‘Don’t Pay Me, Pay My Charity’ Worked For Trump, Will IRS Agree?

‘Don’t Pay Me, Pay My Charity’ Worked For Trump, Will IRS Agree?

President Donald Trump is not the only one to use the “don’t pay me, pay my charity” idea. His $16 million settlement with Paramount over “60 Minutes” involved his claims that the network’s edits favored then Vice President Kamala Harris. The settlement went to Trump’s legal fees and to his presidential library. He used similar techniques in his $15 million settlement with ABC News, a $25 Million deal with Meta, a $10 million from Twitter/X. The latest is his $24.5 million settlement with YouTube.

Tax on Lawsuits and Legal Fees

The widespread assumption is that all of his techniques avoids taxes, but is that so clear? In some cases, a plaintiff’s request to have settlement funds paid to charity are viewed by the IRS as a payment first to the plaintiff, and then a contribution by him to charity. That may be subject to percentage income limits, which in some cases means that the whole charitable contribution deduction may not be available in the year of the settlement. If the settlement pays legal bills that Trump would otherwise owe, the IRS could call that taxable income.

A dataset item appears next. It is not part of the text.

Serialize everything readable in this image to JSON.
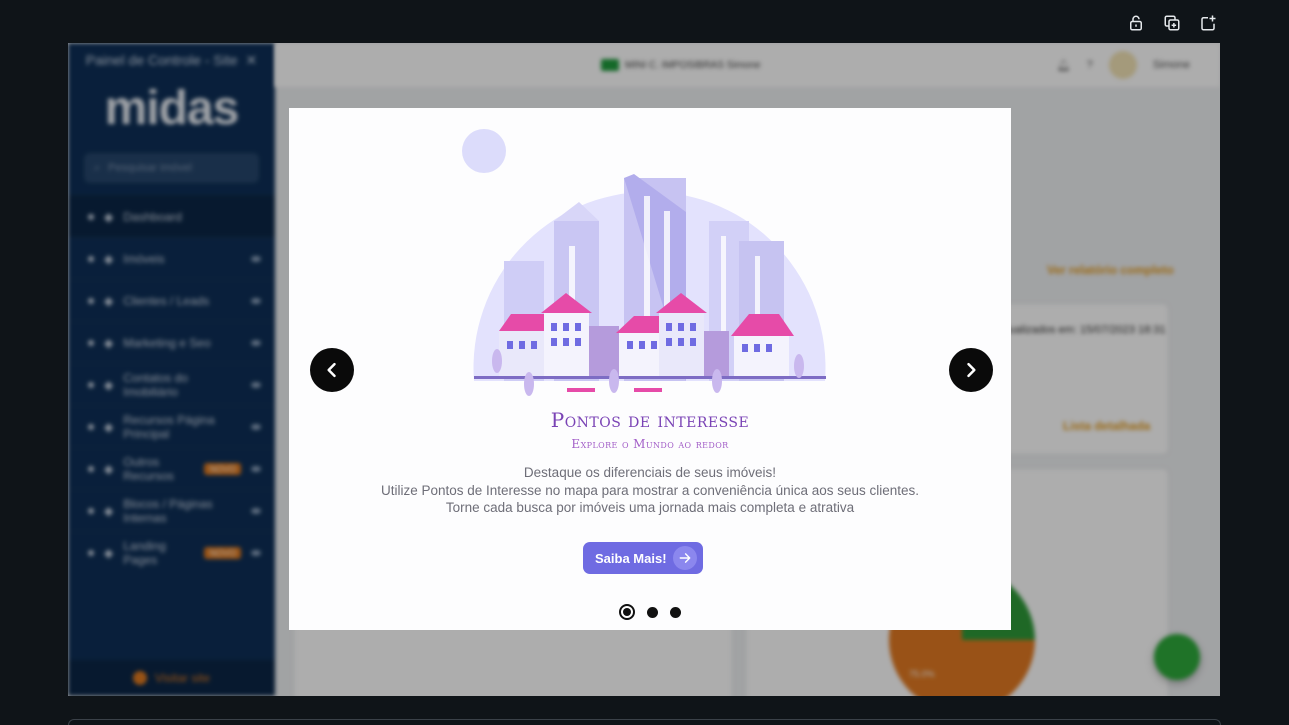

When someone discharges your liability, the IRS often views that as income, even if you never handle the cash. Similarly, if Trump receives a reimbursement out of the Paramount settlement for legal fees that he has already paid, is that income? It depends on whether Trump has deducted the legal fees on his taxes that are later reimbursed. If he has deducted the fees, the IRS usually requires reimbursed amounts to be treated as income. The IRS calls it the tax benefit rule. Since you got a tax benefit from a deduction, if you are later reimbursed you can be required to take the reimbursement into income.

Partial Payments To Charity

Many settlements involving payments to charity involve only a small part of a settlement, something like this. Sally has negotiated a sexual harassment settlement with her former employer, and part of the deal is that 10% of the funds will go to a designated charity. Will Sally be taxed on that? Some defendants would agree not to issue a Form 1099 to Sally for that 10%. But in my experience, most companies will treat that payment as made to Sally, even if the payment goes directly to the charity.

This is because Sally is viewed as the one requesting and directing the payment. Sally can still claim a charitable contribution deduction on her tax return, even if she does not write the check to the charity. There can be some difficult tax problems in the case of large payments to charity, such as 50% or 100% of the funds going to charity. In that case, extra caution is needed before the deal is signed. There are annual limits on charitable contributions, and since the IRS may view the settlement as paid to the plaintiff who then is deemed to make the donation, you don’t want to have trouble with the size of your charitable contribution deduction.

Paying Friends or Relatives

Directing settlement money to charity can work in some cases, but even that is not foolproof, as noted above. And having the settlement agreement direct the money to someone else — say a friend or relative — usually does not avoid taxes to the plaintiff either. The IRS taxes the person who had a legal right to payment.